Many Maine rental cottages define the word “kitchen” loosely: a space outfitted with a defunct popcorn popper, a single corroded pot and knives so dull you’d be better off slicing your rib eye with a bookmark. I don’t find cooking in a space like that relaxing, which is a pity, because when my husband and I go on vacation, we actually like to cook. When we’re in a remote spot where “fresh produce” means a rubbery head of broccoli purchased at a gas-station mini-mart, the relaxation potential of cooking disappears almost completely.
Some deity must have heard our vacation prayers and answered them with Hidden Pond, a year-old resort in the swanky-yet-still-adorable seaside village of Kennebunkport. The resort is made up of 14 colorfully clapboarded two-bedroom cottages on 60 acres of balsam and birch trees. These aren’t the knotty-pine cabins of my vacation nightmares: They’re beautiful, comfortable spaces, created by local designers as playful tributes to Maine style. So in addition to the requisite amenities (like Italian sheets), there are pieces from local design stores—a dramatic acacia dining table lit by a beehive-shaped bamboo chandelier—as well as quirky touches. In one cabin, a moose head carved from basswood hangs above a fireplace; in another, a rug is made from hundreds of bright-red, maple-leaf-shaped felt pieces, simulating a forest floor in autumn.
© Rare Brick/ Courtesy of Hidden Pond
And then there are the kitchens, with big dining tables, open shelves displaying an impressive selection of new and vintage serving pieces, and a full array of good equipment, like Sabatier knives. The Hidden Pond staff will stock the pantry with groceries, including Maine-made items like Carpe Diem coffee and Stonewall Kitchen vinegar. Daily maid service keeps the space immaculate.

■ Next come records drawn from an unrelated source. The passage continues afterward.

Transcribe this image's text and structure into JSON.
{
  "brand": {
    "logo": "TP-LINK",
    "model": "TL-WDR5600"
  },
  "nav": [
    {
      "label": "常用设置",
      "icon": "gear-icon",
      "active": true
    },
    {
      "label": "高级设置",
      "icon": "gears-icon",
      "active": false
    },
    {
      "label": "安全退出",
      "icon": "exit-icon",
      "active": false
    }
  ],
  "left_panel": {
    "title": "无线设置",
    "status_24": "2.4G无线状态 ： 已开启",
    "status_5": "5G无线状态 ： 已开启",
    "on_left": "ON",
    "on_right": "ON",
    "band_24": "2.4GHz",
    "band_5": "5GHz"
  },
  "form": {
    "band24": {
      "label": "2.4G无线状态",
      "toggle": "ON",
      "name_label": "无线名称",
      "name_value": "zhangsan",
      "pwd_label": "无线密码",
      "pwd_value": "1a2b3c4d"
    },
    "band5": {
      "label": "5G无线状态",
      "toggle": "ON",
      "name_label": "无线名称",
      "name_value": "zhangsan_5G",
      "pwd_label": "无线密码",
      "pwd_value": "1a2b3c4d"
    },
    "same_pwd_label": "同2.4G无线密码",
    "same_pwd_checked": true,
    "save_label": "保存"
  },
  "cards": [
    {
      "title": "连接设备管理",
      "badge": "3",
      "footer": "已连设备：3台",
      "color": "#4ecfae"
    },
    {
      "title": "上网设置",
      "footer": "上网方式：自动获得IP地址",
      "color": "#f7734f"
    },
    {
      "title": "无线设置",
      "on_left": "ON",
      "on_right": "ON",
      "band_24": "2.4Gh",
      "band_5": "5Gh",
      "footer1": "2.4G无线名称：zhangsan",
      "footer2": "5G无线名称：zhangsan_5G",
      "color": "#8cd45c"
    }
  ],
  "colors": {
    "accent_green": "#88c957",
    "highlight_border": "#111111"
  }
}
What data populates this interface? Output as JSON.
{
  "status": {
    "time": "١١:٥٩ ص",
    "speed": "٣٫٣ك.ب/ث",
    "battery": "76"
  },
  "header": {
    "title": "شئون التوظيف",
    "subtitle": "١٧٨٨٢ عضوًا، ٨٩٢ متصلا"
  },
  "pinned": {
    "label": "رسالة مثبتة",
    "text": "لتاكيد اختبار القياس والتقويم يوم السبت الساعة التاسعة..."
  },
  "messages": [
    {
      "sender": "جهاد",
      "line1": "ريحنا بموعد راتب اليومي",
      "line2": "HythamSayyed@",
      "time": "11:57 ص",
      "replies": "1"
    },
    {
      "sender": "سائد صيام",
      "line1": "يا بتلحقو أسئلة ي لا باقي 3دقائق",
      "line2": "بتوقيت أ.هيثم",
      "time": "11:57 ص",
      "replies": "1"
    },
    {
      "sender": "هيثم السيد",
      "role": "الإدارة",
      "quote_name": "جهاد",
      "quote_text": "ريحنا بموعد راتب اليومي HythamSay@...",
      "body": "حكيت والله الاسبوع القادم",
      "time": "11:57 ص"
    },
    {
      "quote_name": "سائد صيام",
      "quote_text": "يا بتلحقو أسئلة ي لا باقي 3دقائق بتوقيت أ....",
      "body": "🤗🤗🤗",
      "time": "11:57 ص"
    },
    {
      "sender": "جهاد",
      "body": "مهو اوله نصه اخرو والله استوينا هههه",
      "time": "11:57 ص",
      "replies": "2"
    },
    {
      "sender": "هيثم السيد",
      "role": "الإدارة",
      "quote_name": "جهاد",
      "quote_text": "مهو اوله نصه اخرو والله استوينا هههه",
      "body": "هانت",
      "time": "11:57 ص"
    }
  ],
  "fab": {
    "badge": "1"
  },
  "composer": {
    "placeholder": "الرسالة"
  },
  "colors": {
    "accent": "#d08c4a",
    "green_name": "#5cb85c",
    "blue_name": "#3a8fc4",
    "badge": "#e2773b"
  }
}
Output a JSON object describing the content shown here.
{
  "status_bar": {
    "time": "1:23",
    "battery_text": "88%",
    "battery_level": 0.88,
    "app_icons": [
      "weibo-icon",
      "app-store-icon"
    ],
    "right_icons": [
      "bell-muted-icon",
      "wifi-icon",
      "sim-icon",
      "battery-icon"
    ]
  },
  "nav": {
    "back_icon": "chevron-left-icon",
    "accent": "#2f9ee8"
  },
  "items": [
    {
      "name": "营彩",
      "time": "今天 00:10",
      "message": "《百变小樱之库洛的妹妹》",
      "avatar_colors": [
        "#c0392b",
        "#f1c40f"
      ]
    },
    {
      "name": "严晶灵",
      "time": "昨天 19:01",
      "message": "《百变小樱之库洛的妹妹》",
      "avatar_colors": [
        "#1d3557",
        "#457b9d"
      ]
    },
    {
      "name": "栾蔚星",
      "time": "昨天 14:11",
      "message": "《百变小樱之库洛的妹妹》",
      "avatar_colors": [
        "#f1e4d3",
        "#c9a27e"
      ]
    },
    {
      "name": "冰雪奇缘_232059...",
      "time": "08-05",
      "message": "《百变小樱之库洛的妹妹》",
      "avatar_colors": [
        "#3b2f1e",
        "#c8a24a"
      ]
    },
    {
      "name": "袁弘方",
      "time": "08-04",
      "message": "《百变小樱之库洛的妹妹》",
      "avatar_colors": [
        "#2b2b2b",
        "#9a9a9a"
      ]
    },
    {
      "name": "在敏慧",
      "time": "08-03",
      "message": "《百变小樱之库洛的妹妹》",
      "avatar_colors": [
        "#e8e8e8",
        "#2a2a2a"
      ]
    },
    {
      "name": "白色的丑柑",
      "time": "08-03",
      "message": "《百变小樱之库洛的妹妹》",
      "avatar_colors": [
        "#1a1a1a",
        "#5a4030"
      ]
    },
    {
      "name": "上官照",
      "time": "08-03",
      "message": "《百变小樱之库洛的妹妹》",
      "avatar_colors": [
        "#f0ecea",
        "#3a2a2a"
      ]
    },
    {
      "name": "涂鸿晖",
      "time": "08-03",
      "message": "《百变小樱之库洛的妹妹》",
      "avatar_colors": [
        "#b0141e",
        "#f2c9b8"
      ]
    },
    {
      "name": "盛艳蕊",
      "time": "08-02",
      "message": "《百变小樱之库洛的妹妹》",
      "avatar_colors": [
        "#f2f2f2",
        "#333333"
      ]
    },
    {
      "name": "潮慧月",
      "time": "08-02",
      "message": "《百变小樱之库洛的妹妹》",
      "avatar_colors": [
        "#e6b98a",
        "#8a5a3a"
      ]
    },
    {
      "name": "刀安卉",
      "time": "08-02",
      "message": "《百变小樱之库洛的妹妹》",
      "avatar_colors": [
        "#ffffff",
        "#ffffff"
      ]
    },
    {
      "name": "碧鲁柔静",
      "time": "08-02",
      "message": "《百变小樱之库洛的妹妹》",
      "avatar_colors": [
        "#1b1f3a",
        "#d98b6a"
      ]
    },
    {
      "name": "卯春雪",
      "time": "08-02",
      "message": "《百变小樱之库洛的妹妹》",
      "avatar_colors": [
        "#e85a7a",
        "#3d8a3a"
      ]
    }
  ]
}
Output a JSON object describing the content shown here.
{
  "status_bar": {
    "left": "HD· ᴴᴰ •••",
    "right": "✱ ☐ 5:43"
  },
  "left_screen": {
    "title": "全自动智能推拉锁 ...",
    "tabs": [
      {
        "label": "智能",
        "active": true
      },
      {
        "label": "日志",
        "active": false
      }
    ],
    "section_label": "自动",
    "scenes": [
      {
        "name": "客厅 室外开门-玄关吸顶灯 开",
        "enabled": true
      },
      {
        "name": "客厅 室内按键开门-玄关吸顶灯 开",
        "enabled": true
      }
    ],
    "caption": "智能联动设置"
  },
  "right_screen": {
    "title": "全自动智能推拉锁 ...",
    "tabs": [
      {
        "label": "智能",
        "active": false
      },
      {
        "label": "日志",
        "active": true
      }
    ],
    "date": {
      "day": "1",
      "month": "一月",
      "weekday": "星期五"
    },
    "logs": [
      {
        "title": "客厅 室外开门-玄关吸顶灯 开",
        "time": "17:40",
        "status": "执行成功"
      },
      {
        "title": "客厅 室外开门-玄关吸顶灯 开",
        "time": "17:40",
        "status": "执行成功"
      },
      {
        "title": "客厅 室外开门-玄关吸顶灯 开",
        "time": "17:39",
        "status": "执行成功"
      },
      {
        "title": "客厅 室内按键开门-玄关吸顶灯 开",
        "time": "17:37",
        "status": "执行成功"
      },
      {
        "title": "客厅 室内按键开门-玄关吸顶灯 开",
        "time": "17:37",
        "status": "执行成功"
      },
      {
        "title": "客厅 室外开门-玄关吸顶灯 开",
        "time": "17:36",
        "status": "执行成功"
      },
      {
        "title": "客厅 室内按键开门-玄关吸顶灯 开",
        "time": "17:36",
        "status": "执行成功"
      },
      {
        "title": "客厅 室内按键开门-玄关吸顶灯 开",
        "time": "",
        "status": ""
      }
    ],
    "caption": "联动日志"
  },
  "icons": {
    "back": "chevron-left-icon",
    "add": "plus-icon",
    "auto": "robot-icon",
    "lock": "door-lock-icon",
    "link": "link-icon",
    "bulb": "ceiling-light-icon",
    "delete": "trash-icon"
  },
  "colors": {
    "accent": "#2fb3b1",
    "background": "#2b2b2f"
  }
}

But for people who like to cook, what makes Hidden Pond especially exciting is the 800-square-foot organic garden. Guests have unlimited access to it and can pick whatever they want for free—strolling through the bentwood trellis at the entrance, grabbing a pair of shears and a reed basket from the rustic farm shed and cutting anything they desire, including flowers. A farm stand of prepicked produce is available too, and a caterer is on-call to give lessons to wannabe chefs or guests befuddled by garden ingredients like shiso and lemon balm.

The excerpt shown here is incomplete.